Matt Ryan's near-perfect postseason has cemented his place as an elite NFL quarterback
Matt Ryan was coming off a down year, and at age 31, the questions started to swirl.
Perhaps the former No. 3 overall pick's best football was behind him. Perhaps he wasn't the man to get the Atlanta Falcons over the hump and back into Super Bowl contention.
Ryan heard that talk, and he spent the offseason recalibrating the way he approached the game. He changed the way he ate and the way he saw plays develop on the field, and he dug deeper into offensive coordinator Kyle Shanahan's playbook, becoming more and more familiar with the terminology of the West Coast offense before his second year in the scheme.
Ryan entered the 2016 season with something to prove — he needed his ninth year with the Falcons to be one of the best of his career.
Ryan went above and beyond.
You might not have noticed, but Ryan is in the midst of one of the greatest seasons by a quarterback in the history of the sport. He became the first QB in NFL history to start all 16 of his team's regular-season games and average more than 9.25 yards per pass attempt. After leading the Falcons to 11 wins and a first-round playoff bye, he established himself as a bona fide MVP candidate and became the favorite to win the award.
But the doubt around Ryan didn't totally dissipate with the monster 2016 regular season. Fair or not, quarterbacks in the NFL are judged by their ability to win in the postseason, and Ryan's postseason ledger was hardly stellar.
A record-setting campaign would mean nothing if he couldn't maintain the form in January.
Again, Ryan went above and beyond.
Perhaps a quarterback can play better than Ryan has over the last two games, but it's hard to imagine what that would look like. Maybe you can do it in a video game.

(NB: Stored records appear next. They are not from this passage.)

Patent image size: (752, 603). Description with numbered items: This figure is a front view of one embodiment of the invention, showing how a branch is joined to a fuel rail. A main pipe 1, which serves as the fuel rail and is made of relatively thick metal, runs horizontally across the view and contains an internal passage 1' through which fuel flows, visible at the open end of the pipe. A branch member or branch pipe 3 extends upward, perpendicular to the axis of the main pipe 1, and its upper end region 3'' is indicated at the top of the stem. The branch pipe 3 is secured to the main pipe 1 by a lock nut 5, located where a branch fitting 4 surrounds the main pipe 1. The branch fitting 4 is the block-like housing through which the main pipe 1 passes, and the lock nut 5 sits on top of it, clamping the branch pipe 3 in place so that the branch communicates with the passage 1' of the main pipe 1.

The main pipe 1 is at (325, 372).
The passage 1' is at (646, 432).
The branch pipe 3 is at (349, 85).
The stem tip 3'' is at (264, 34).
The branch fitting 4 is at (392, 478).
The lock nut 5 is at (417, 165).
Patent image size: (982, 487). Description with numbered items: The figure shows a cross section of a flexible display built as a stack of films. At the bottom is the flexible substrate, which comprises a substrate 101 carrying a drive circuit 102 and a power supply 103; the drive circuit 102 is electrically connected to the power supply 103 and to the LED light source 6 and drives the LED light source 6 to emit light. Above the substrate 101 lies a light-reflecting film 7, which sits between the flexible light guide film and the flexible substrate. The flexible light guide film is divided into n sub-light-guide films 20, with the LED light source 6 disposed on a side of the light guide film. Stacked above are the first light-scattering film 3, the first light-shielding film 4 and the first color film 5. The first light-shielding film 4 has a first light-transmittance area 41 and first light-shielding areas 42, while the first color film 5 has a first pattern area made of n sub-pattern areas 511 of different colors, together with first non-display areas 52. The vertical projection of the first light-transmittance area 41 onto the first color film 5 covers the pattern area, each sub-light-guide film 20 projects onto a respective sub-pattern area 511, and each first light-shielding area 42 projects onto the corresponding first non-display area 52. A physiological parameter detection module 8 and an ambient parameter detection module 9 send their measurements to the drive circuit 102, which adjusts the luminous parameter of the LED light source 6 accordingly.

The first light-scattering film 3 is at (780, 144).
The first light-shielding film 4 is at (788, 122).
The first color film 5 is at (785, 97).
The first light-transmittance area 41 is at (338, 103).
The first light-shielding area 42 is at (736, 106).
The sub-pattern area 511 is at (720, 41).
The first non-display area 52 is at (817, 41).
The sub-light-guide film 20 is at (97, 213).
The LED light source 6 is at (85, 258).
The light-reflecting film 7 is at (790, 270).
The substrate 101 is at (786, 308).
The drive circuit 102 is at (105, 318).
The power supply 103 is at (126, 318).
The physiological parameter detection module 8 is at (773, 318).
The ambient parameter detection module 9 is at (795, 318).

Ryan's performance this postseason has been bordering on perfection, and the Falcons are heading to the Super Bowl for the first time in 18 years. Those two facts are absolutely connected.
In two postseason games this year, Ryan went 53-of-75 for 730 yards (365 per game), seven passing touchdowns, zero interceptions, and a 132.55 passer rating. He also rushed for a touchdown, just for good measure. His Falcons put a combined 80 points on the board and nearly doubled up their opponents — the Packers and Seahawks.
On Sunday, Ryan became the first quarterback since 1957 to have a playoff game with four passing touchdowns, a rushing touchdown and no interceptions.
It might take a while for the impressiveness of it all to sink in — there's a lot to absorb — but Ryan is on a whole other level right now, a level that few in this sport have ever been near.
Ryan's 18-game season might be the best in NFL history. It's certainly in the class of Tom Brady's 2007, Dan Marino's 1984, Peyton Manning's 2013, Kurt Warner's 1999, and Aaron Rodgers' 2011.
Where it falls on that list will be determined by what happens in Game 19 — Super Bowl LI — but even if Ryan has an abysmal performance in Houston, his ninth year as the Falcons' quarterback should kill any and all conversation about Ryan not being one of the game's best.
He's in the class of Brady, of Rodgers, of Brees -- and Luck and Wilson and Newton. Put whatever label you want on those QBs — cream of the crop, top-tier, superstar ... elite — but you have to apply it to Ryan as well.
It took nine years and five months, but Matt Ryan is now officially beyond reproach.